What is true in human economics will apply to AI services as well. This implies we should expect something like Eric Drexler’s AI perspective, which emphasizes economic production across many agents who trade and produce narrow services, as opposed to monolithic agents that command and control.
Having seen undeniable, large economic effects from AI, policymakers will eventually realize that AGI is important, and will launch massive efforts to regulate it. The current lack of concern almost certainly reflects the fact that powerful AI hasn’t arrived yet.
There’s a long history of people regulating industries after disasters—like nuclear energy—and, given the above theses, it seems likely that there will be at least a few “warning shots” which will provide a trigger for companies and governments to crack down and invest heavily into making things go the way they want.
(Note that this does not imply any sort of optimism about the effects of these regulations, only that they will exist and will have a large effect on the trajectory of AI)
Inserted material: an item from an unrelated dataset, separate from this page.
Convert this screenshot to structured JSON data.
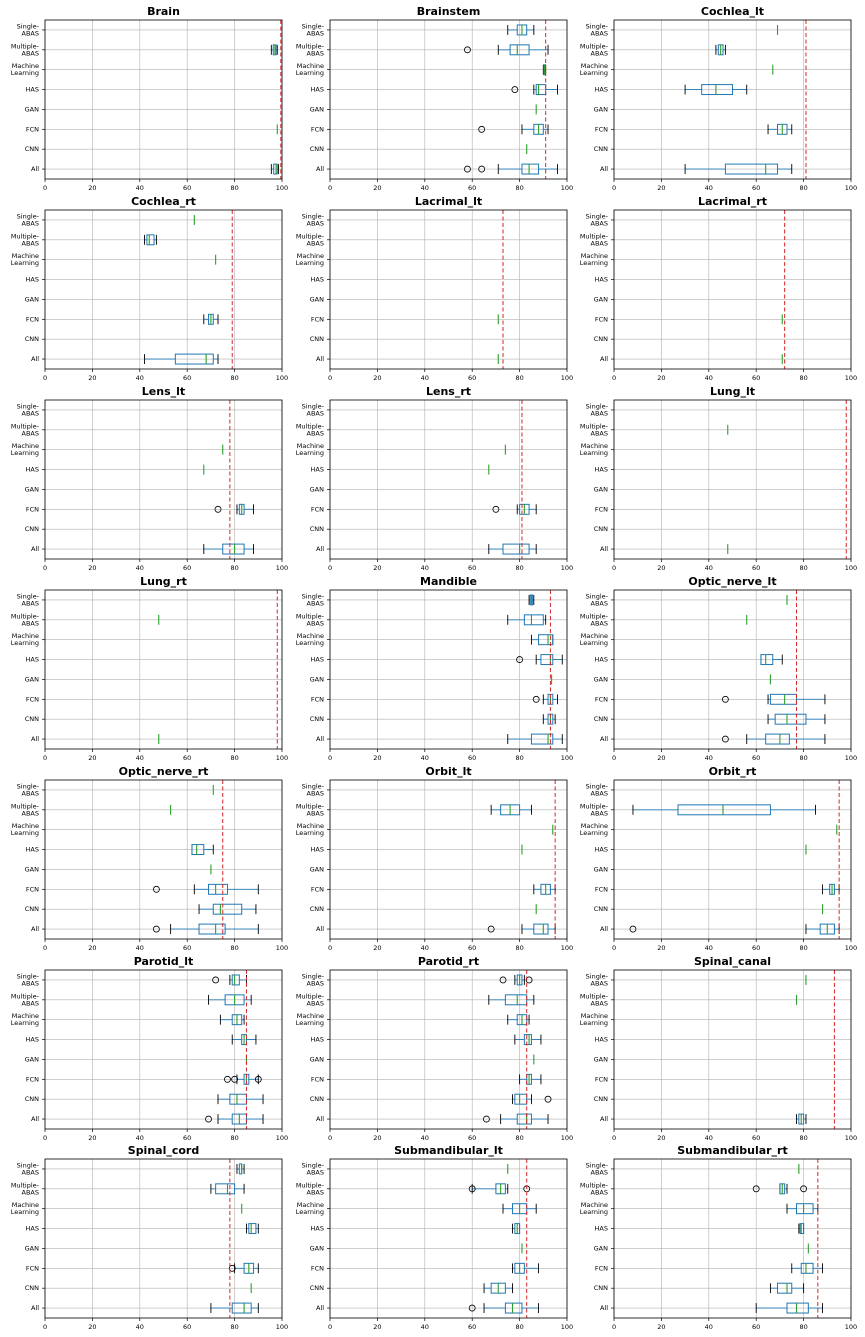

The effect of the above points is not to provide us uniform optimism about AI safety, and our collective future. It is true that, if we accept the previous theses, then many of the points in Eliezer’s list of AI lethalities become far less plausible. But, equally, one could view these theses pessimistically, by thinking that they imply the trajectory of future AI is much harder to intervene on, and do anything about, relative to the Yudkowskian view.